An extended period of low interest rates, combined with high home prices and a relatively stable domestic economy have helped to prop up demand in Canada's housing market for longer than economists initially expected.

The strength in the September figures could help push third-quarter gross domestic product higher.

A robust September, combined with upward revisions to reports from July and August, prompted Capital Economics to revise its estimates for investment in residential building in the third quarter from two per cent to as much as eight per cent.

That momentum will likely be carried into the last quarter of the 2011 calendar year, Madani said.

But if too many new homes are built, a sudden change in the economic outlook could lead to a glut of supply, which would bring home prices down sharply and reduce the net worth of Canadians.

TD Bank economist Francis Fong said the September numbers suggest the housing market remains "extremely healthy."

"Recent financial turmoil emanating from Europe has hit Canadian markets hard and has led to a renewed flight towards the safety of government bonds. This has helped to keep mortgage rates at their record low levels, meaning affordability is still supportive of housing demand," Fong said.

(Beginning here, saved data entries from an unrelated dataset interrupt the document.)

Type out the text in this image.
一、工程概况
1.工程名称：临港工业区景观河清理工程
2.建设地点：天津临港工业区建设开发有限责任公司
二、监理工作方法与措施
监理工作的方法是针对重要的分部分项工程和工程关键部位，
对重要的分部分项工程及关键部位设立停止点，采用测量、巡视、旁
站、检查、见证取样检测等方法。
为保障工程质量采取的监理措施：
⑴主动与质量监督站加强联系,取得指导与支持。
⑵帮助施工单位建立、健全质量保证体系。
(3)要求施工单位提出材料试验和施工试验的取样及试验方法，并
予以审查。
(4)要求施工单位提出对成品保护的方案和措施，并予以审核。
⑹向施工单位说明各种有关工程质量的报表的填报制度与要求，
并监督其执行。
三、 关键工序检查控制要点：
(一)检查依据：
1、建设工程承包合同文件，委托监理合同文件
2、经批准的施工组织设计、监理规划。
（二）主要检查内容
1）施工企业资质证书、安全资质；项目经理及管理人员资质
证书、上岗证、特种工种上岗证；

"However, TD Economics expects that spending fatigue and high levels of debt among Canadian households will lead to further moderation in the housing market," he added.

Low interest rates make mortgages cheaper to carry and encourage first time home buyers to enter the market, which drives up prices.

Once those rates begin to rise, the current price of homes could become unaffordable for many, putting downward pressure on future prices.

Those higher home prices and investor expectations of further capital gains have likely driven apartment and condo sales. That could leave the market vulnerable to a sudden loss of confidence "resulting in falling house prices and significant knock-on effects for the economy," Madani said.

"Although there are many potential economic triggers for a housing slump, we also stress that a negative shock, say to unemployment, is not strictly necessary. Instead, a shattering of the blind faith in ever-rising house prices might be sufficient," he warned.